There doesn't seem to be any history on the place, but from wandering around I would say the it wasn't just a residential property.




















































Thanks for looking*

Video HERE

Mark


----------



## Bones out (Apr 21, 2016)

Marvellous.


----------



## tazong (Apr 21, 2016)

Tony Green shouts out "180" - a massive winner bud really good


----------



## smiler (Apr 21, 2016)

I enjoyed your take on it Tank, Nicely Done, Thanks


----------



## DirtyJigsaw (Apr 22, 2016)

What a place this is. Would love to see this myself


----------



## flyboys90 (Apr 22, 2016)

First class video and images.Thanks for sharing.


----------



## paulh90 (Apr 22, 2016)

WOW!!!!
This is amazing place and great images !!!


----------



## HughieD (Apr 22, 2016)

Lost for words on that one. Absolutely monumental report!


----------



## Colorado Brother (Apr 22, 2016)

Beautiful


----------



## Rubex (Apr 23, 2016)

Wow, what a place! I love the old radios  you got some really great photos tank2020!


----------



## TheNarrator (Apr 24, 2016)

This place is incredible! Amazing photos and loved the video too


----------



## UrbanX (Apr 24, 2016)

Amazing shots mate.
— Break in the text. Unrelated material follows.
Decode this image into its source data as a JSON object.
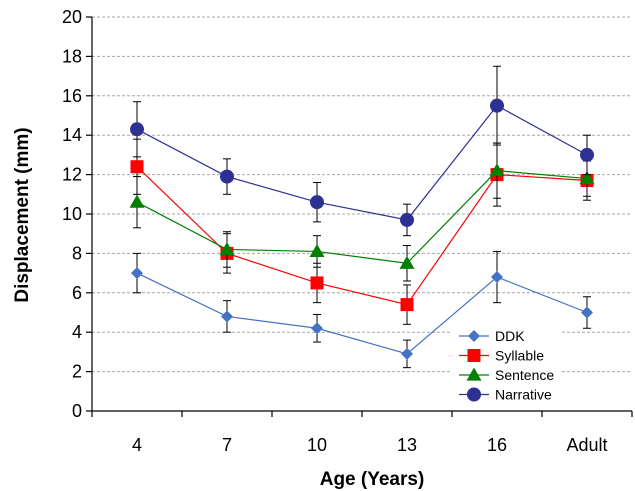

Good to see a full report and not just "that shot" 
Thanks for sharing


----------



## Mikeymutt (Apr 24, 2016)

I visited this a while back.it's a beautiful place.I loved the staircase.you got some lovely shots here


----------



## DirtyJigsaw (Apr 25, 2016)

Train booked  might aswel jump on the tour bus


----------



## J_a_t_33 (Apr 29, 2016)

Oh dude that is spectacular! Very nice thanks


----------



## mookster (Apr 29, 2016)

Nice one, some of the best I've seen from here.
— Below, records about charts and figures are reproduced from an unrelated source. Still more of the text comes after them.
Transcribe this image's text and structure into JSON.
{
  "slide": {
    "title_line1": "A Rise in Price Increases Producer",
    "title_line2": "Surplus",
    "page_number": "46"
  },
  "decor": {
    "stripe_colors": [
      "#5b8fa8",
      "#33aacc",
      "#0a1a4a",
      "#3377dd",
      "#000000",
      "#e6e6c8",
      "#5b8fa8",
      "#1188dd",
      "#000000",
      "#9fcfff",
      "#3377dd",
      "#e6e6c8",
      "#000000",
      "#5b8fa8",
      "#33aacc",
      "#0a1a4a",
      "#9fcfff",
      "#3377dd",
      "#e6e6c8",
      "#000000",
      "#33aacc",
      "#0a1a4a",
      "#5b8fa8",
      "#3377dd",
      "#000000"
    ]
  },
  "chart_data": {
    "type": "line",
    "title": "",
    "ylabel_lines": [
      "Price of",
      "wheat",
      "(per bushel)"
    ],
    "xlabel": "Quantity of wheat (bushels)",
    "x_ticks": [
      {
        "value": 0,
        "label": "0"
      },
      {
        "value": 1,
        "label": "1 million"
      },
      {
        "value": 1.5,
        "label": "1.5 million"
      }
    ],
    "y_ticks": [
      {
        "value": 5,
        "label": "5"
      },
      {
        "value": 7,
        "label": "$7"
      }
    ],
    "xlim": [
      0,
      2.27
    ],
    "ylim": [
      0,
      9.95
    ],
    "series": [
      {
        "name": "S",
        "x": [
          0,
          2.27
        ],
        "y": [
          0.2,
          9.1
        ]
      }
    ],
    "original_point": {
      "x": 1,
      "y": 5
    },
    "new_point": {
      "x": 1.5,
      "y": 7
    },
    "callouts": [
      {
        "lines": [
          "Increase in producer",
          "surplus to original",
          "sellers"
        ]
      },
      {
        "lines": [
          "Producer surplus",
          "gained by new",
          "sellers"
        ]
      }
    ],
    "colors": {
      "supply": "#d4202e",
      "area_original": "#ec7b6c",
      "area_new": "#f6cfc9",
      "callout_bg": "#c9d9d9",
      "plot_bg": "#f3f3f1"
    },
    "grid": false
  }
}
Also kudos for being one of the few British explorers I've seen to actually spell the name correctly.


----------



## Mikeymutt (Apr 29, 2016)

I thought when I first posted it on fb I had got the name wrong.as I have seen it called sucsession a lot.


----------



## tank2020 (Apr 30, 2016)

Mikeymutt said:


> I thought when I first posted it on fb I had got the name wrong.as I have seen it called sucsession a lot.
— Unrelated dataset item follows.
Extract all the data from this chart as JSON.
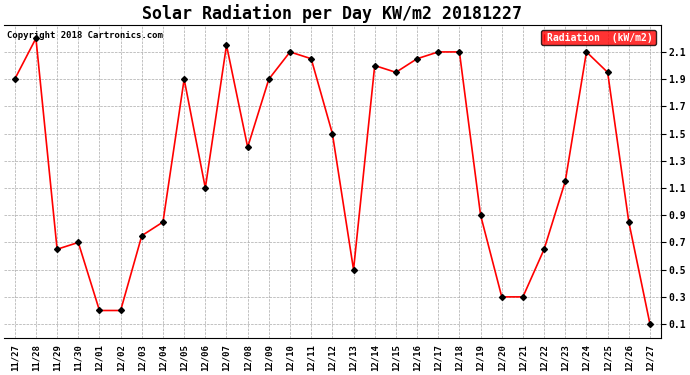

Yeah I think its supposed to have the loopy thing on the bottom of the C, but not sure how to find that symbol!


----------



## Luise (Apr 30, 2016)

Amazing. Right up my street. Enjoyed that, thank you.


----------



## mookster (Apr 30, 2016)

Mikeymutt said:


> I thought when I first posted it on fb I had got the name wrong.as I have seen it called sucsession a lot.



Chateau Secession was it's original given name by the finder, secession meaning to withdraw.

It was then turned into Chateau Sucession by subsequent European explorers, which means to follow on from.

When the tourbus of English explorers turned up it was furhter bastardised into Chateau Sucsession, which sounds like a terrible 1990s porn film title and isn't a word at all...


----------